Chi avrà fatto rifornimento in questi giorni nelle stazioni di rifornimento italiane avrà notato come i prezzi dei carburanti siano più bassi rispetto a qualche giorno fa. Si perchè le compagnie petrolifere hanno deciso di effettuare una campagna di taglio dei prezzi, in media fra 1 cent ed 1.5 cent, a seguito del crollo del prezzo del petrolio. Infatti il cosìdetto “oro nero” è addirittura sceso nei giorni scorsi, sotto la soglia dei 90 dollari al barile, in calo del 5.4%, toccando a New York quota 89.75 dollari.
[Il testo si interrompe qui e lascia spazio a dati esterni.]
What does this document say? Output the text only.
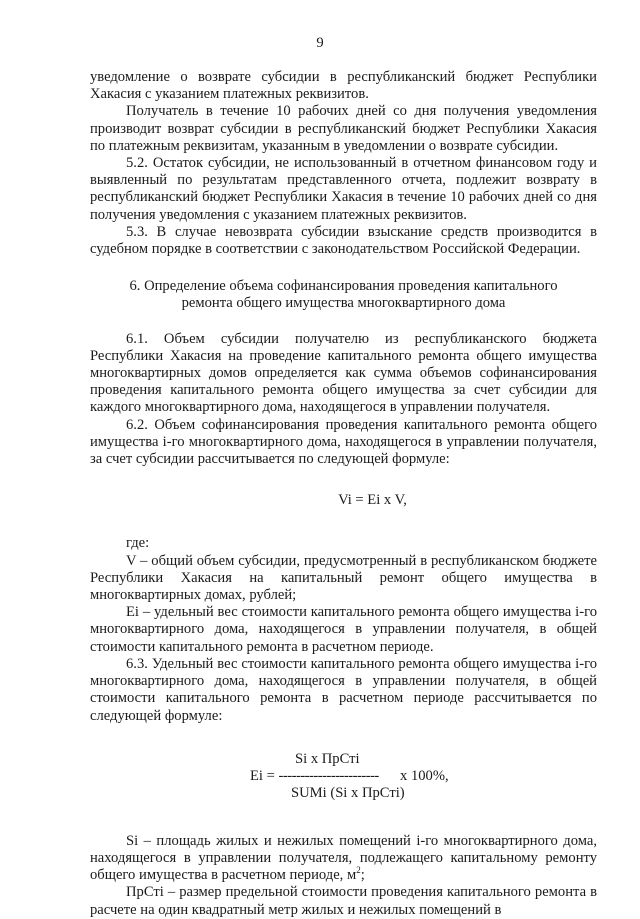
9

уведомление о возврате субсидии в республиканский бюджет Республики Хакасия с указанием платежных реквизитов.

Получатель в течение 10 рабочих дней со дня получения уведомления производит возврат субсидии в республиканский бюджет Республики Хакасия по платежным реквизитам, указанным в уведомлении о возврате субсидии.

5.2. Остаток субсидии, не использованный в отчетном финансовом году и выявленный по результатам представленного отчета, подлежит возврату в республиканский бюджет Республики Хакасия в течение 10 рабочих дней со дня получения уведомления с указанием платежных реквизитов.

5.3. В случае невозврата субсидии взыскание средств производится в судебном порядке в соответствии с законодательством Российской Федерации.

6. Определение объема софинансирования проведения капитального
ремонта общего имущества многоквартирного дома

6.1. Объем субсидии получателю из республиканского бюджета Республики Хакасия на проведение капитального ремонта общего имущества многоквартирных домов определяется как сумма объемов софинансирования проведения капитального ремонта общего имущества за счет субсидии для каждого многоквартирного дома, находящегося в управлении получателя.

6.2. Объем софинансирования проведения капитального ремонта общего имущества i-го многоквартирного дома, находящегося в управлении получателя, за счет субсидии рассчитывается по следующей формуле:

Vi = Ei x V,

где:

V – общий объем субсидии, предусмотренный в республиканском бюджете Республики Хакасия на капитальный ремонт общего имущества в многоквартирных домах, рублей;

Ei – удельный вес стоимости капитального ремонта общего имущества i-го многоквартирного дома, находящегося в управлении получателя, в общей стоимости капитального ремонта в расчетном периоде.

6.3. Удельный вес стоимости капитального ремонта общего имущества i-го многоквартирного дома, находящегося в управлении получателя, в общей стоимости капитального ремонта в расчетном периоде рассчитывается по следующей формуле:

Si x ПрСтi
Ei = ----------------------- x 100%,
SUMi (Si x ПрСтi)

Si – площадь жилых и нежилых помещений i-го многоквартирного дома, находящегося в управлении получателя, подлежащего капитальному ремонту общего имущества в расчетном периоде, $м^2$;

ПрСтi – размер предельной стоимости проведения капитального ремонта в расчете на один квадратный метр жилых и нежилых помещений в
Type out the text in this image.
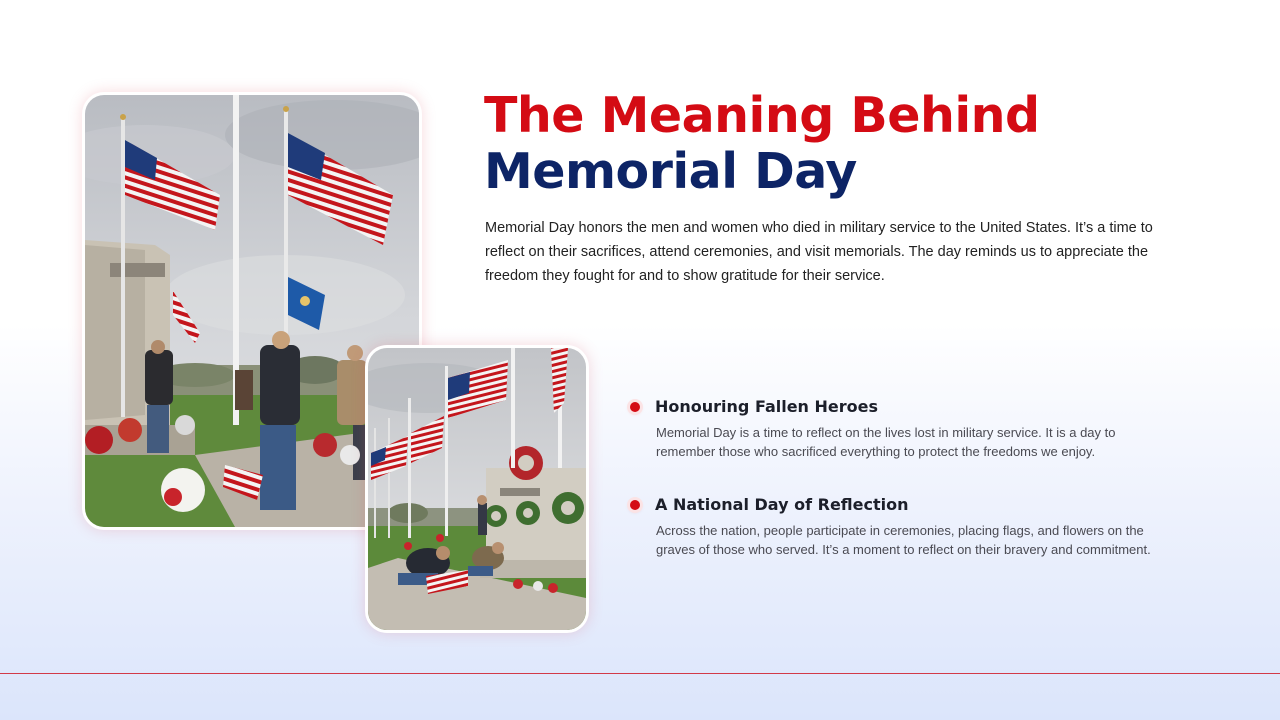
The Meaning Behind
Memorial Day

Memorial Day honors the men and women who died in military service to the United States. It’s a time to reflect on their sacrifices, attend ceremonies, and visit memorials. The day reminds us to appreciate the freedom they fought for and to show gratitude for their service.

Honouring Fallen Heroes

Memorial Day is a time to reflect on the lives lost in military service. It is a day to remember those who sacrificed everything to protect the freedoms we enjoy.

A National Day of Reflection

Across the nation, people participate in ceremonies, placing flags, and flowers on the graves of those who served. It’s a moment to reflect on their bravery and commitment.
Il calo del prezzo arriva il giorno dopo la decisione dell’Agenzia Internazionale dell’Energia che ha comunicato la volontà di immettere sul mercato 60 milioni di barili. La metà di questi barili, dunque 30 milioni di barili, verranno acquistati dagli Usa per la riserva strategica, per compensare le perdite di produzione causate dalla guerra in Libia. Questa è stata una azione molto simile a quella accaduta nel 1991, dopo lo scoppio della prima Guerra del Golfo. Nonostante il calo dei prezzi alla colonnina di rifornimento, molti automobilisti lamentano la lentezza e il basso tasso di taglio dei prezzi: infatti i prezzi dei carburanti sono scesi relativamente poco, in relazione al calo del costo del petrolio al barile.